Search code examples
daskdask-distributeddask-delayed

Dask with tls connection can not end the program with to_parquet method


I am using dask to process 10 files which the size of each file is about 142MB. I build a method with delayed tag, following is an example:

@dask.delayed
def process_one_file(input_file_path, save_path):
   res = []
   for line in open(input_file_path):
       res.append(line)
   df = pd.DataFrame(line)
   df.to_parquet(save_path+os.path.basename(input_file_path))

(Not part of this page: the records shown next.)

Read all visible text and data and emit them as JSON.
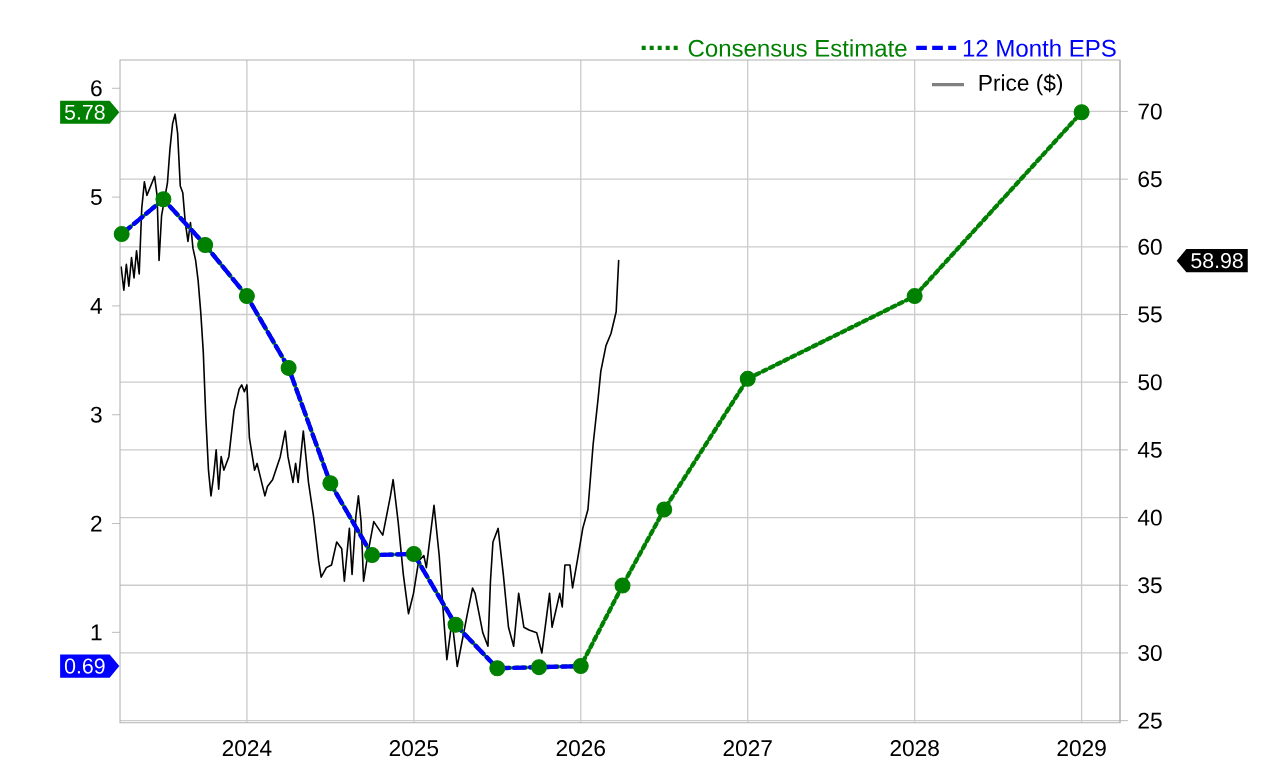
{
  "chart_data": {
    "type": "line",
    "xlim": [
      2023.24,
      2029.23
    ],
    "xticks": [
      2024,
      2025,
      2026,
      2027,
      2028,
      2029
    ],
    "ylim": [
      0.17,
      6.26
    ],
    "yticks": [
      1,
      2,
      3,
      4,
      5,
      6
    ],
    "y2lim": [
      24.85,
      73.8
    ],
    "y2ticks": [
      25,
      30,
      35,
      40,
      45,
      50,
      55,
      60,
      65,
      70
    ],
    "grid": true,
    "legend": "top right",
    "annotations": [
      "5.78",
      "0.69",
      "58.98"
    ],
    "series": [
      {
        "name": "Consensus Estimate",
        "color": "#008000",
        "line_style": "dotted",
        "marker": "circle",
        "x": [
          2023.25,
          2023.5,
          2023.75,
          2024,
          2024.25,
          2024.5,
          2024.75,
          2025,
          2025.25,
          2025.5,
          2025.75,
          2026,
          2026.25,
          2026.5,
          2027,
          2028,
          2029
        ],
        "values": [
          4.66,
          4.98,
          4.56,
          4.09,
          3.43,
          2.37,
          1.71,
          1.72,
          1.07,
          0.67,
          0.68,
          0.69,
          1.43,
          2.13,
          3.33,
          4.09,
          5.78
        ]
      },
      {
        "name": "12 Month EPS",
        "color": "#0000ff",
        "line_style": "dashed",
        "marker": "none",
        "x": [
          2023.25,
          2023.5,
          2023.75,
          2024,
          2024.25,
          2024.5,
          2024.75,
          2025,
          2025.25,
          2025.5,
          2025.75,
          2026
        ],
        "values": [
          4.66,
          4.98,
          4.56,
          4.09,
          3.43,
          2.37,
          1.71,
          1.72,
          1.07,
          0.67,
          0.68,
          0.69
        ]
      },
      {
        "name": "Price ($)",
        "color": "#000000",
        "line_style": "solid",
        "marker": "none",
        "axis": "y2",
        "x": [
          2023.247,
          2023.263,
          2023.278,
          2023.293,
          2023.309,
          2023.324,
          2023.339,
          2023.355,
          2023.37,
          2023.386,
          2023.401,
          2023.447,
          2023.462,
          2023.474,
          2023.489,
          2023.524,
          2023.539,
          2023.555,
          2023.57,
          2023.585,
          2023.601,
          2023.616,
          2023.631,
          2023.647,
          2023.662,
          2023.677,
          2023.693,
          2023.708,
          2023.724,
          2023.739,
          2023.754,
          2023.77,
          2023.785,
          2023.8,
          2023.816,
          2023.831,
          2023.846,
          2023.862,
          2023.892,
          2023.923,
          2023.954,
          2023.969,
          2023.985,
          2024.0,
          2024.015,
          2024.046,
          2024.061,
          2024.108,
          2024.123,
          2024.154,
          2024.2,
          2024.23,
          2024.246,
          2024.276,
          2024.292,
          2024.307,
          2024.338,
          2024.369,
          2024.399,
          2024.43,
          2024.445,
          2024.476,
          2024.507,
          2024.538,
          2024.568,
          2024.584,
          2024.614,
          2024.63,
          2024.653,
          2024.668,
          2024.684,
          2024.699,
          2024.73,
          2024.76,
          2024.814,
          2024.86,
          2024.876,
          2024.906,
          2024.937,
          2024.968,
          2024.998,
          2025.029,
          2025.06,
          2025.075,
          2025.121,
          2025.152,
          2025.183,
          2025.198,
          2025.229,
          2025.26,
          2025.321,
          2025.352,
          2025.367,
          2025.413,
          2025.444,
          2025.459,
          2025.474,
          2025.505,
          2025.536,
          2025.567,
          2025.598,
          2025.628,
          2025.659,
          2025.69,
          2025.736,
          2025.767,
          2025.813,
          2025.828,
          2025.874,
          2025.889,
          2025.905,
          2025.935,
          2025.951,
          2025.982,
          2026.012,
          2026.043,
          2026.074,
          2026.104,
          2026.12,
          2026.151,
          2026.181,
          2026.212,
          2026.227
        ],
        "values": [
          58.5,
          56.8,
          58.7,
          57.1,
          59.2,
          57.7,
          59.7,
          58.0,
          62.8,
          64.8,
          63.8,
          65.2,
          63.8,
          59.0,
          62.3,
          64.7,
          67.2,
          69.1,
          69.8,
          68.4,
          64.5,
          64.0,
          61.8,
          60.4,
          61.8,
          59.9,
          59.0,
          57.5,
          55.1,
          52.2,
          47.4,
          43.5,
          41.6,
          43.0,
          45.0,
          42.1,
          44.5,
          43.5,
          44.5,
          47.9,
          49.5,
          49.8,
          49.3,
          49.8,
          45.9,
          43.5,
          44.0,
          41.6,
          42.3,
          42.8,
          44.5,
          46.4,
          44.5,
          42.6,
          44.0,
          42.6,
          46.4,
          42.6,
          40.1,
          36.8,
          35.6,
          36.3,
          36.5,
          38.2,
          37.7,
          35.3,
          39.2,
          35.8,
          40.1,
          41.6,
          39.7,
          35.3,
          37.7,
          39.7,
          38.7,
          41.6,
          42.8,
          39.7,
          35.8,
          32.9,
          34.4,
          36.8,
          37.2,
          36.3,
          40.9,
          37.2,
          31.9,
          29.5,
          32.4,
          29.0,
          32.9,
          34.8,
          34.4,
          31.5,
          30.5,
          35.3,
          38.2,
          39.2,
          35.8,
          31.9,
          30.5,
          34.4,
          31.9,
          31.7,
          31.5,
          30.0,
          34.4,
          31.9,
          34.4,
          33.4,
          36.5,
          36.5,
          34.8,
          37.0,
          39.2,
          40.6,
          45.4,
          48.8,
          50.8,
          52.7,
          53.6,
          55.2,
          58.98
        ]
      }
    ]
  }
}
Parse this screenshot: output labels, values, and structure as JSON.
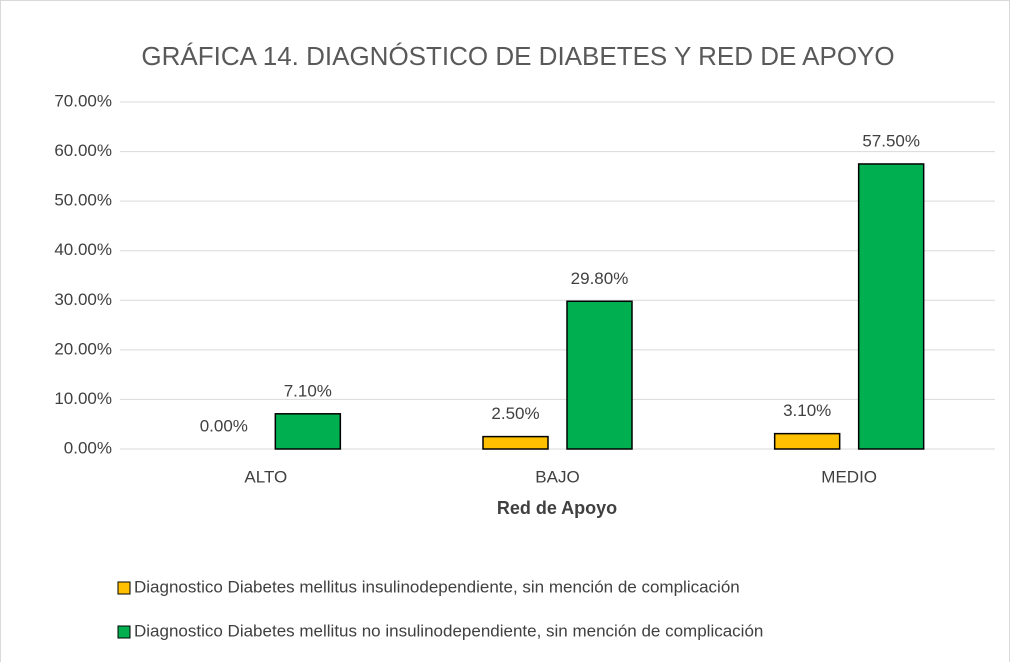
{
  "chart_data": {
    "type": "bar",
    "title": "GRÁFICA 14. DIAGNÓSTICO DE DIABETES Y RED DE APOYO",
    "x_label": "Red de Apoyo",
    "categories": [
      "ALTO",
      "BAJO",
      "MEDIO"
    ],
    "series": [
      {
        "name": "Diagnostico Diabetes mellitus insulinodependiente, sin mención de complicación",
        "color": "#ffc000",
        "values": [
          0,
          2.5,
          3.1
        ],
        "value_labels": [
          "0.00%",
          "2.50%",
          "3.10%"
        ]
      },
      {
        "name": "Diagnostico Diabetes mellitus no insulinodependiente, sin mención de complicación",
        "color": "#00b050",
        "values": [
          7.1,
          29.8,
          57.5
        ],
        "value_labels": [
          "7.10%",
          "29.80%",
          "57.50%"
        ]
      }
    ],
    "ylim": [
      0,
      70
    ],
    "yticks": [
      {
        "value": 0,
        "label": "0.00%"
      },
      {
        "value": 10,
        "label": "10.00%"
      },
      {
        "value": 20,
        "label": "20.00%"
      },
      {
        "value": 30,
        "label": "30.00%"
      },
      {
        "value": 40,
        "label": "40.00%"
      },
      {
        "value": 50,
        "label": "50.00%"
      },
      {
        "value": 60,
        "label": "60.00%"
      },
      {
        "value": 70,
        "label": "70.00%"
      }
    ],
    "grid": true,
    "legend": "bottom"
  }
}
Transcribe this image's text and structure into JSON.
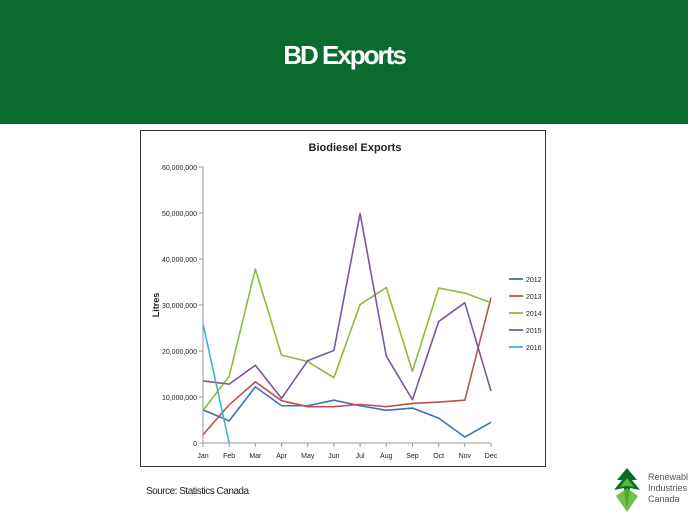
{
  "slide": {
    "title": "BD Exports",
    "source": "Source: Statistics Canada",
    "logo_lines": [
      "Renewable",
      "Industries",
      "Canada"
    ]
  },
  "colors": {
    "banner": "#0a6b2d",
    "logo_dark": "#0a6b2d",
    "logo_light": "#5bb531"
  },
  "chart_data": {
    "type": "line",
    "title": "Biodiesel Exports",
    "xlabel": "",
    "ylabel": "Litres",
    "categories": [
      "Jan",
      "Feb",
      "Mar",
      "Apr",
      "May",
      "Jun",
      "Jul",
      "Aug",
      "Sep",
      "Oct",
      "Nov",
      "Dec"
    ],
    "ylim": [
      0,
      60000000
    ],
    "yticks": [
      0,
      10000000,
      20000000,
      30000000,
      40000000,
      50000000,
      60000000
    ],
    "ytick_labels": [
      "0",
      "10,000,000",
      "20,000,000",
      "30,000,000",
      "40,000,000",
      "50,000,000",
      "60,000,000"
    ],
    "grid": false,
    "legend_position": "right",
    "series": [
      {
        "name": "2012",
        "color": "#3a73b5",
        "values": [
          7200000,
          4800000,
          12200000,
          8100000,
          8100000,
          9300000,
          8100000,
          7100000,
          7600000,
          5400000,
          1300000,
          4500000
        ]
      },
      {
        "name": "2013",
        "color": "#c0504d",
        "values": [
          1800000,
          8300000,
          13300000,
          9200000,
          7900000,
          7900000,
          8400000,
          7900000,
          8600000,
          8900000,
          9300000,
          31600000
        ]
      },
      {
        "name": "2014",
        "color": "#8dbb3a",
        "values": [
          7100000,
          14500000,
          37800000,
          19100000,
          17700000,
          14200000,
          30100000,
          33800000,
          15600000,
          33700000,
          32600000,
          30500000
        ]
      },
      {
        "name": "2015",
        "color": "#7b579e",
        "values": [
          13500000,
          12800000,
          16900000,
          9700000,
          17900000,
          20100000,
          49900000,
          18900000,
          9400000,
          26400000,
          30500000,
          11300000
        ]
      },
      {
        "name": "2016",
        "color": "#3eb3c6",
        "values": [
          25900000,
          0,
          null,
          null,
          null,
          null,
          null,
          null,
          null,
          null,
          null,
          null
        ]
      }
    ]
  }
}
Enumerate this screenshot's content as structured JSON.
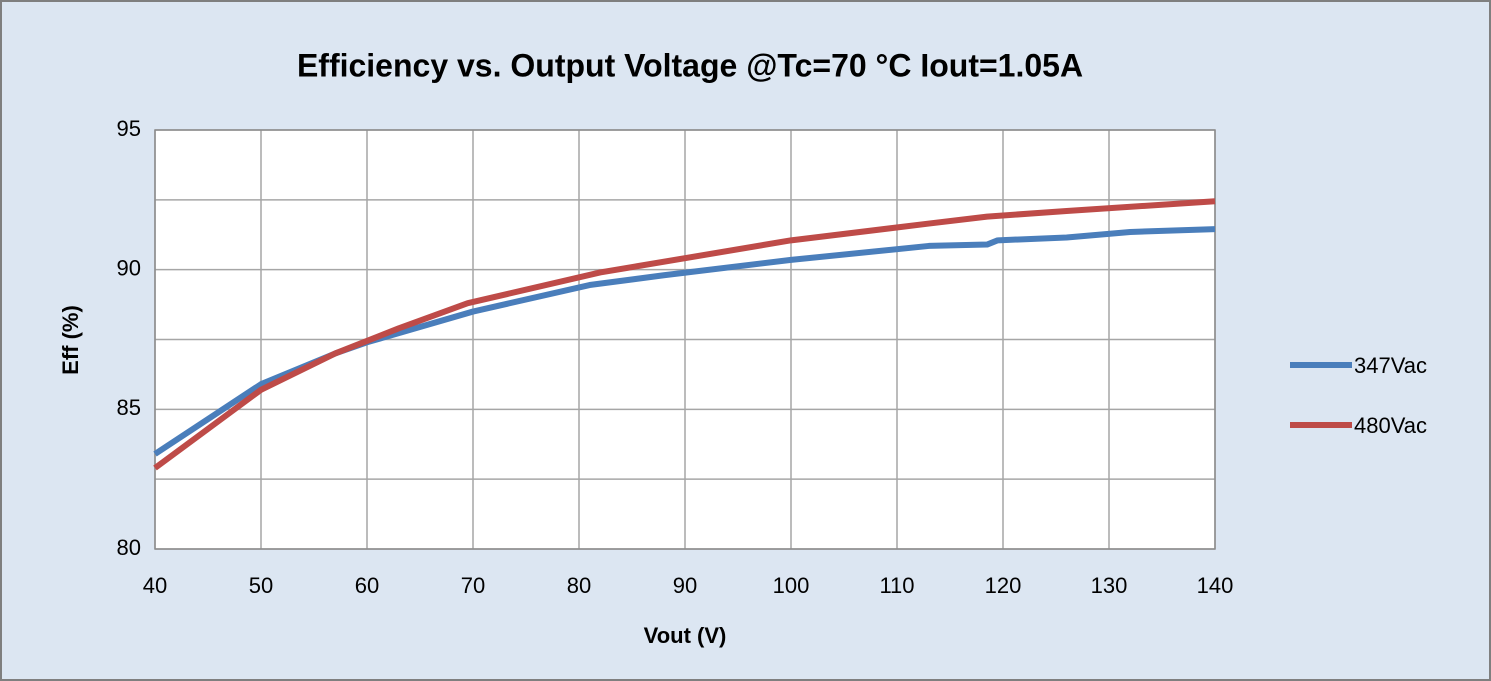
{
  "chart_data": {
    "type": "line",
    "title": "Efficiency vs. Output Voltage @Tc=70 °C Iout=1.05A",
    "x_label": "Vout (V)",
    "y_label": "Eff (%)",
    "xlim": [
      40,
      140
    ],
    "xticks": [
      40,
      50,
      60,
      70,
      80,
      90,
      100,
      110,
      120,
      130,
      140
    ],
    "ylim": [
      80,
      95
    ],
    "yticks": [
      80,
      85,
      90,
      95
    ],
    "yminorticks": [
      82.5,
      87.5,
      92.5
    ],
    "grid": true,
    "legend": "right",
    "series": [
      {
        "name": "347Vac",
        "color": "#4a7ebb",
        "x": [
          40,
          50,
          57,
          60,
          70,
          81,
          88,
          100,
          113,
          118.5,
          119.5,
          126,
          132,
          140
        ],
        "values": [
          83.4,
          85.9,
          87.0,
          87.4,
          88.5,
          89.45,
          89.8,
          90.35,
          90.85,
          90.9,
          91.05,
          91.15,
          91.35,
          91.45
        ]
      },
      {
        "name": "480Vac",
        "color": "#be4b48",
        "x": [
          40,
          50,
          57,
          63,
          69.5,
          82,
          100,
          113,
          118.5,
          126,
          140
        ],
        "values": [
          82.9,
          85.7,
          87.0,
          87.9,
          88.8,
          89.9,
          91.05,
          91.65,
          91.9,
          92.1,
          92.45
        ]
      }
    ]
  }
}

if __name__ == '__main__':
    client = ClusterClient()
    input_dir = ""
    save_dir = ""
    print("start to process")
    cvss = [process_one_file(input_dir+filename, save_dir) for filename in os.listdir(input_dir)]
    dask.compute(csvs)

However, dask does not always run successfully. After processing all files, the program often hangs.
I used the command line to run the program. The program often huangs after printing start to process. I know the program runs correctly, since I can see all output files after a while. But the program never stops. If I disabled tls, the program can run successfully. It was so strange that dask can not stop the program if I enable tls connection. How can I solve it?


I found that if I add to_parquet method, then the program cannot stop, while if I remove the method, it runs successfully.


Solution

  • I have found the problem. I set 10GB for each process. That means I set memory-limit=10GB. I totally set 2 workers and each has 2 processes. Each process has 2 threads. Thus, each machine will have 4 processes which occupy 40GB. However, my machine only have 32GB. If I lower the memory limit, then the program will run successfully!